Novartis’s prostate cancer drug 177Lu-PSMA-617 granted FDA breakthrough designation

Data from trial show the potential first-in-class radioligand therapy substantially enhanced overall survival.



This comes on the back of results from its pivotal, Phase III VISION study that evaluated the targeted radioligand therapy when used alongside standard of care (SOC) in comparison to SOC alone, in patients with progressive PSMA-positive metastatic castration-resistant prostate cancer (mCRPC). The FDA awards breakthrough designation for medicines being evaluated for serious conditions where early clinical evidence indicates the potential for substantial improvement over available therapy. The radioligand therapy (RLT) which targets the prostate-specific membrane antigen (PSMA), present in the majority of patients with mCRPC, had shown promising Phase II data previously - inspiring Novartis’s $2.1 billion acquisition for the drug’s then developer Endocyte back in 2018 as it looked to expand its RLT platform.
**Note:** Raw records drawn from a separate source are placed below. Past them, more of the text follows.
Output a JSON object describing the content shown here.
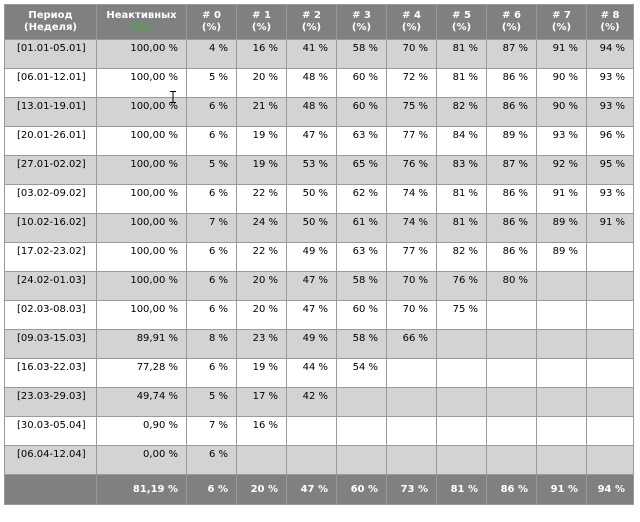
{
  "header": {
    "period_line1": "Период",
    "period_line2": "(Неделя)",
    "inactive_line1": "Неактивных",
    "inactive_line2": "(%)",
    "cols": [
      {
        "l1": "# 0",
        "l2": "(%)"
      },
      {
        "l1": "# 1",
        "l2": "(%)"
      },
      {
        "l1": "# 2",
        "l2": "(%)"
      },
      {
        "l1": "# 3",
        "l2": "(%)"
      },
      {
        "l1": "# 4",
        "l2": "(%)"
      },
      {
        "l1": "# 5",
        "l2": "(%)"
      },
      {
        "l1": "# 6",
        "l2": "(%)"
      },
      {
        "l1": "# 7",
        "l2": "(%)"
      },
      {
        "l1": "# 8",
        "l2": "(%)"
      }
    ]
  },
  "rows": [
    {
      "period": "[01.01-05.01]",
      "inactive": "100,00 %",
      "vals": [
        "4 %",
        "16 %",
        "41 %",
        "58 %",
        "70 %",
        "81 %",
        "87 %",
        "91 %",
        "94 %"
      ]
    },
    {
      "period": "[06.01-12.01]",
      "inactive": "100,00 %",
      "vals": [
        "5 %",
        "20 %",
        "48 %",
        "60 %",
        "72 %",
        "81 %",
        "86 %",
        "90 %",
        "93 %"
      ]
    },
    {
      "period": "[13.01-19.01]",
      "inactive": "100,00 %",
      "vals": [
        "6 %",
        "21 %",
        "48 %",
        "60 %",
        "75 %",
        "82 %",
        "86 %",
        "90 %",
        "93 %"
      ]
    },
    {
      "period": "[20.01-26.01]",
      "inactive": "100,00 %",
      "vals": [
        "6 %",
        "19 %",
        "47 %",
        "63 %",
        "77 %",
        "84 %",
        "89 %",
        "93 %",
        "96 %"
      ]
    },
    {
      "period": "[27.01-02.02]",
      "inactive": "100,00 %",
      "vals": [
        "5 %",
        "19 %",
        "53 %",
        "65 %",
        "76 %",
        "83 %",
        "87 %",
        "92 %",
        "95 %"
      ]
    },
    {
      "period": "[03.02-09.02]",
      "inactive": "100,00 %",
      "vals": [
        "6 %",
        "22 %",
        "50 %",
        "62 %",
        "74 %",
        "81 %",
        "86 %",
        "91 %",
        "93 %"
      ]
    },
    {
      "period": "[10.02-16.02]",
      "inactive": "100,00 %",
      "vals": [
        "7 %",
        "24 %",
        "50 %",
        "61 %",
        "74 %",
        "81 %",
        "86 %",
        "89 %",
        "91 %"
      ]
    },
    {
      "period": "[17.02-23.02]",
      "inactive": "100,00 %",
      "vals": [
        "6 %",
        "22 %",
        "49 %",
        "63 %",
        "77 %",
        "82 %",
        "86 %",
        "89 %",
        ""
      ]
    },
    {
      "period": "[24.02-01.03]",
      "inactive": "100,00 %",
      "vals": [
        "6 %",
        "20 %",
        "47 %",
        "58 %",
        "70 %",
        "76 %",
        "80 %",
        "",
        ""
      ]
    },
    {
      "period": "[02.03-08.03]",
      "inactive": "100,00 %",
      "vals": [
        "6 %",
        "20 %",
        "47 %",
        "60 %",
        "70 %",
        "75 %",
        "",
        "",
        ""
      ]
    },
    {
      "period": "[09.03-15.03]",
      "inactive": "89,91 %",
      "vals": [
        "8 %",
        "23 %",
        "49 %",
        "58 %",
        "66 %",
        "",
        "",
        "",
        ""
      ]
    },
    {
      "period": "[16.03-22.03]",
      "inactive": "77,28 %",
      "vals": [
        "6 %",
        "19 %",
        "44 %",
        "54 %",
        "",
        "",
        "",
        "",
        ""
      ]
    },
    {
      "period": "[23.03-29.03]",
      "inactive": "49,74 %",
      "vals": [
        "5 %",
        "17 %",
        "42 %",
        "",
        "",
        "",
        "",
        "",
        ""
      ]
    },
    {
      "period": "[30.03-05.04]",
      "inactive": "0,90 %",
      "vals": [
        "7 %",
        "16 %",
        "",
        "",
        "",
        "",
        "",
        "",
        ""
      ]
    },
    {
      "period": "[06.04-12.04]",
      "inactive": "0,00 %",
      "vals": [
        "6 %",
        "",
        "",
        "",
        "",
        "",
        "",
        "",
        ""
      ]
    }
  ],
  "footer": {
    "period": "",
    "inactive": "81,19 %",
    "vals": [
      "6 %",
      "20 %",
      "47 %",
      "60 %",
      "73 %",
      "81 %",
      "86 %",
      "91 %",
      "94 %"
    ]
  }
}
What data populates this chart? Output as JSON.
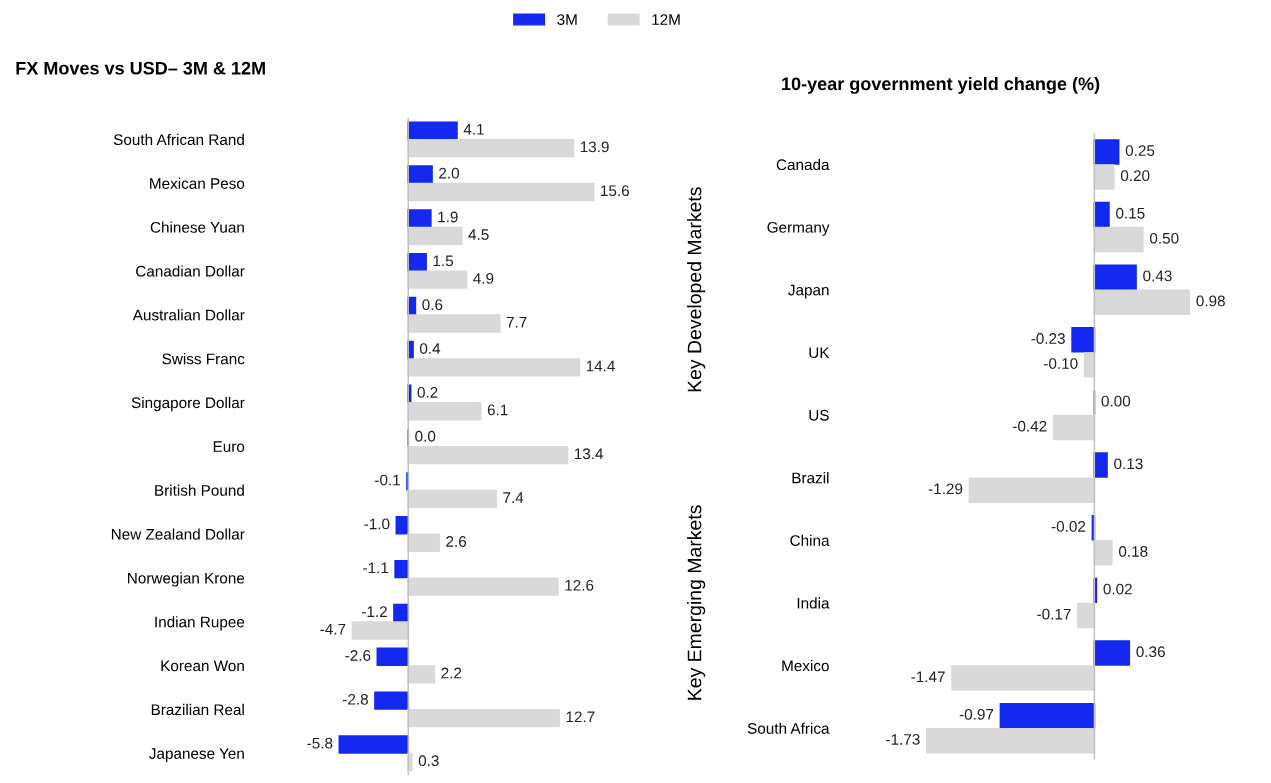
{
  "chart_data": [
    {
      "type": "bar",
      "orientation": "horizontal",
      "title": "FX Moves vs USD– 3M & 12M",
      "legend": "top",
      "data_labels": true,
      "categories": [
        "South African Rand",
        "Mexican Peso",
        "Chinese Yuan",
        "Canadian Dollar",
        "Australian Dollar",
        "Swiss Franc",
        "Singapore Dollar",
        "Euro",
        "British Pound",
        "New Zealand Dollar",
        "Norwegian Krone",
        "Indian Rupee",
        "Korean Won",
        "Brazilian Real",
        "Japanese Yen"
      ],
      "series": [
        {
          "name": "3M",
          "color": "#1428f0",
          "values": [
            4.1,
            2.0,
            1.9,
            1.5,
            0.6,
            0.4,
            0.2,
            0.0,
            -0.1,
            -1.0,
            -1.1,
            -1.2,
            -2.6,
            -2.8,
            -5.8
          ],
          "value_labels": [
            "4.1",
            "2.0",
            "1.9",
            "1.5",
            "0.6",
            "0.4",
            "0.2",
            "0.0",
            "-0.1",
            "-1.0",
            "-1.1",
            "-1.2",
            "-2.6",
            "-2.8",
            "-5.8"
          ]
        },
        {
          "name": "12M",
          "color": "#d9d9d9",
          "values": [
            13.9,
            15.6,
            4.5,
            4.9,
            7.7,
            14.4,
            6.1,
            13.4,
            7.4,
            2.6,
            12.6,
            -4.7,
            2.2,
            12.7,
            0.3
          ],
          "value_labels": [
            "13.9",
            "15.6",
            "4.5",
            "4.9",
            "7.7",
            "14.4",
            "6.1",
            "13.4",
            "7.4",
            "2.6",
            "12.6",
            "-4.7",
            "2.2",
            "12.7",
            "0.3"
          ]
        }
      ]
    },
    {
      "type": "bar",
      "orientation": "horizontal",
      "title": "10-year government yield change (%)",
      "data_labels": true,
      "annotations": [
        "Key Developed Markets",
        "Key Emerging Markets"
      ],
      "categories": [
        "Canada",
        "Germany",
        "Japan",
        "UK",
        "US",
        "Brazil",
        "China",
        "India",
        "Mexico",
        "South Africa"
      ],
      "series": [
        {
          "color": "#1428f0",
          "values": [
            0.25,
            0.15,
            0.43,
            -0.23,
            0.0,
            0.13,
            -0.02,
            0.02,
            0.36,
            -0.97
          ],
          "value_labels": [
            "0.25",
            "0.15",
            "0.43",
            "-0.23",
            "0.00",
            "0.13",
            "-0.02",
            "0.02",
            "0.36",
            "-0.97"
          ]
        },
        {
          "color": "#d9d9d9",
          "values": [
            0.2,
            0.5,
            0.98,
            -0.1,
            -0.42,
            -1.29,
            0.18,
            -0.17,
            -1.47,
            -1.73
          ],
          "value_labels": [
            "0.20",
            "0.50",
            "0.98",
            "-0.10",
            "-0.42",
            "-1.29",
            "0.18",
            "-0.17",
            "-1.47",
            "-1.73"
          ]
        }
      ]
    }
  ]
}
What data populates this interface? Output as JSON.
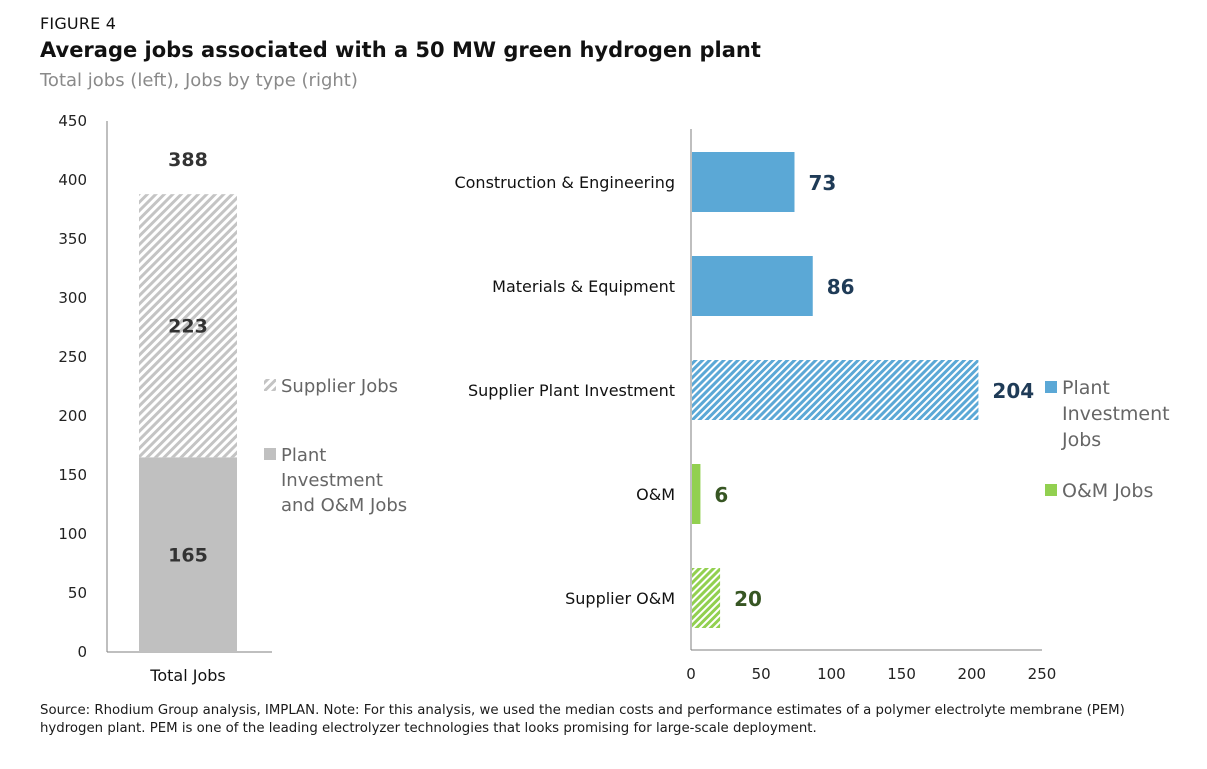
{
  "figure_label": "FIGURE 4",
  "title": "Average jobs associated with a 50 MW green hydrogen plant",
  "subtitle": "Total jobs (left), Jobs by type (right)",
  "source_note": "Source: Rhodium Group analysis, IMPLAN. Note: For this analysis, we used the median costs and performance estimates of a polymer electrolyte membrane (PEM) hydrogen plant. PEM is one of the leading electrolyzer technologies that looks promising for large-scale deployment.",
  "colors": {
    "plant_om_gray": "#c0c0c0",
    "supplier_hatch_gray": "#d2d2d2",
    "investment_blue": "#5ba8d6",
    "om_green": "#92d050",
    "blue_label": "#1f3b57",
    "green_label": "#375623",
    "legend_text": "#666666"
  },
  "chart_data": [
    {
      "type": "bar",
      "stacked": true,
      "categories": [
        "Total Jobs"
      ],
      "series": [
        {
          "name": "Plant Investment and O&M Jobs",
          "values": [
            165
          ],
          "pattern": "solid",
          "color": "#c0c0c0"
        },
        {
          "name": "Supplier Jobs",
          "values": [
            223
          ],
          "pattern": "hatched",
          "color": "#d2d2d2"
        }
      ],
      "total_labels": [
        "388"
      ],
      "data_labels": [
        "165",
        "223"
      ],
      "ylim": [
        0,
        450
      ],
      "yticks": [
        "0",
        "50",
        "100",
        "150",
        "200",
        "250",
        "300",
        "350",
        "400",
        "450"
      ],
      "legend": [
        {
          "label_lines": [
            "Supplier Jobs"
          ],
          "pattern": "hatched"
        },
        {
          "label_lines": [
            "Plant",
            "Investment",
            "and O&M Jobs"
          ],
          "pattern": "solid"
        }
      ],
      "legend_placement": "right",
      "grid": false
    },
    {
      "type": "bar",
      "orientation": "horizontal",
      "categories": [
        "Construction & Engineering",
        "Materials & Equipment",
        "Supplier Plant Investment",
        "O&M",
        "Supplier O&M"
      ],
      "values": [
        73,
        86,
        204,
        6,
        20
      ],
      "data_labels": [
        "73",
        "86",
        "204",
        "6",
        "20"
      ],
      "groups": [
        "Plant Investment Jobs",
        "Plant Investment Jobs",
        "Plant Investment Jobs",
        "O&M Jobs",
        "O&M Jobs"
      ],
      "patterns": [
        "solid",
        "solid",
        "hatched",
        "solid",
        "hatched"
      ],
      "xlim": [
        0,
        250
      ],
      "xticks": [
        "0",
        "50",
        "100",
        "150",
        "200",
        "250"
      ],
      "legend": [
        {
          "label_lines": [
            "Plant",
            "Investment",
            "Jobs"
          ],
          "color": "#5ba8d6"
        },
        {
          "label_lines": [
            "O&M Jobs"
          ],
          "color": "#92d050"
        }
      ],
      "legend_placement": "right",
      "grid": false
    }
  ]
}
Designed to enrol 831 participants, the VISION trial is expected to conclude in June 2022. Participants are randomized 1:1 to receive either 177Lu-PSMA-617 intravenously six weekly for a maximum of six cycles or best supportive care or best SOC alone. Best supportive care or best SOC could also be used in the experimental arm. Results recently released from the Phase III trial show the drug impressed in relation to its two primary end points: overall survival (OS) and radiographic progression-free survival (rPFS). The median OS in the experimental arm was 15.3 months compared to 11.3 months in the SOC alone arm, and the rPFS for the experimental arm was also higher at 8.7 months compared to 3.4 months in the SOC-only arm.